Theories about a shamanic component of Old Norse religion have been adopted by forms of Nordic neoshamanism; groups practising what they called seiðr was established in Europe and the United States by the 1990s.

===Scholarly study===
Research into Old Norse religion has been interdisciplinary, involving historians, archaeologists, philologists, place-name scholars, literary scholars, and historians of religion. Scholars from different disciplines have tended to take different approaches to the material; for instance, many literary scholars have been highly sceptical about how accurately Old Norse text portrays pre-Christian religion, whereas historians of religion have tended to regard these portrayals as highly accurate.

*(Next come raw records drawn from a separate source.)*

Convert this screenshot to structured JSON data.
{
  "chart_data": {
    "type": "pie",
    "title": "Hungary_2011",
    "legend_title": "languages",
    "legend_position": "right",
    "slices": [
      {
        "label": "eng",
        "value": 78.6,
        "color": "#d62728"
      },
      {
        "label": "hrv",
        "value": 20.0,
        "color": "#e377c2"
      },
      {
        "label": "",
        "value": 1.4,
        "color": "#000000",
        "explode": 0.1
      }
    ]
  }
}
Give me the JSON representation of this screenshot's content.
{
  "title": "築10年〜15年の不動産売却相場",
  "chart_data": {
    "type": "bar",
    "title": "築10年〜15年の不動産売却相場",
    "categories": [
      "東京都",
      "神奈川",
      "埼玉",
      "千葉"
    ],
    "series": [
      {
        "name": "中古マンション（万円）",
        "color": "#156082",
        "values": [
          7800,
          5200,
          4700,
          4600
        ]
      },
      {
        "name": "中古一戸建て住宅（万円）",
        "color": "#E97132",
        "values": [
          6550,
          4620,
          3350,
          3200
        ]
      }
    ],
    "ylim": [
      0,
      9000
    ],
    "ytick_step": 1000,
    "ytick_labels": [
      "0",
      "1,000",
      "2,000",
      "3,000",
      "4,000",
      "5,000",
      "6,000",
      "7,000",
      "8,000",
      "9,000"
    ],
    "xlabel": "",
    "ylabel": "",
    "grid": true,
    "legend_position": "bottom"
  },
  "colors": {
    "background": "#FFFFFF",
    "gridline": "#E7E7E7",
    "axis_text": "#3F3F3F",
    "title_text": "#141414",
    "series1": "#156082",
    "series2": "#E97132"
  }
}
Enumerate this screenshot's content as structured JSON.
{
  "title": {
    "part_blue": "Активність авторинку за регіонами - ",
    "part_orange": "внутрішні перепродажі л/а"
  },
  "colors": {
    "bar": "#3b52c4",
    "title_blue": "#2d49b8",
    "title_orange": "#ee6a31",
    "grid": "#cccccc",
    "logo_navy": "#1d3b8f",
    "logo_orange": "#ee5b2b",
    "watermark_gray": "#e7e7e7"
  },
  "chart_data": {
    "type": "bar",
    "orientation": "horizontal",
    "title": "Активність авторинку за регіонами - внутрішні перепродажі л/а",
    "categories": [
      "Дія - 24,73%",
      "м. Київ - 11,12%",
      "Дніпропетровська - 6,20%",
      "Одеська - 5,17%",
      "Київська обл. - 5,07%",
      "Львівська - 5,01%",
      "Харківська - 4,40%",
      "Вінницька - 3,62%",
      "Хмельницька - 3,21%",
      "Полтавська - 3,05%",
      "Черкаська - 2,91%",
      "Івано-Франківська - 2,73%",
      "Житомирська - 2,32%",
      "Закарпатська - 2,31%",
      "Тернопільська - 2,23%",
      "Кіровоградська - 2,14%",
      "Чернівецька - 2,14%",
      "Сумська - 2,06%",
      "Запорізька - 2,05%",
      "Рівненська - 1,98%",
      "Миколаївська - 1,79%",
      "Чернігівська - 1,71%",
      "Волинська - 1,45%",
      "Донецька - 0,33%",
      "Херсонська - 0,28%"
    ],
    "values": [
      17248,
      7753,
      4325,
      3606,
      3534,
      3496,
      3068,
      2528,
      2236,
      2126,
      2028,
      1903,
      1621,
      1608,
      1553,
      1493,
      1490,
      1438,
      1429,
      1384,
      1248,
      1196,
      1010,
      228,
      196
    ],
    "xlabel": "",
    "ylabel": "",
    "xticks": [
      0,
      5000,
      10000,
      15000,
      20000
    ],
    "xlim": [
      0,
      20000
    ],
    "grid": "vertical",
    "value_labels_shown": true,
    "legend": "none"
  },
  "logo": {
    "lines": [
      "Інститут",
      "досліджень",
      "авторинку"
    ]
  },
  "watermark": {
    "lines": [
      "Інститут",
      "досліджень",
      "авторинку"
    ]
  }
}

Interest in Norse mythology was revived in the eighteenth century, and scholars turned their attention to it in the early 19th century. Since this research appeared from the background of European romanticism, many of the scholars operating in the 19th and 20th centuries framed their approach through nationalism, and were strongly influenced by their interpretations by romantic notions about nationhood, conquest, and religion. Their understanding of cultural interaction was also coloured by 19th-century European colonialism and imperialism. Many regarded pre-Christian religion as singular and unchanging, directly equated religion with the nation, and projected modern national borders onto the Viking Age past.

Due to the use of Old Norse and Germanic iconography by the Nazis, academic research into Old Norse religion reduced heavily following the Second World War. Scholarly interest in the subject then revived in the late 20th century. By the 21st century, Old Norse religion was regarded as one of the best known non-Christian religions from Europe, alongside that of Greece and Rome.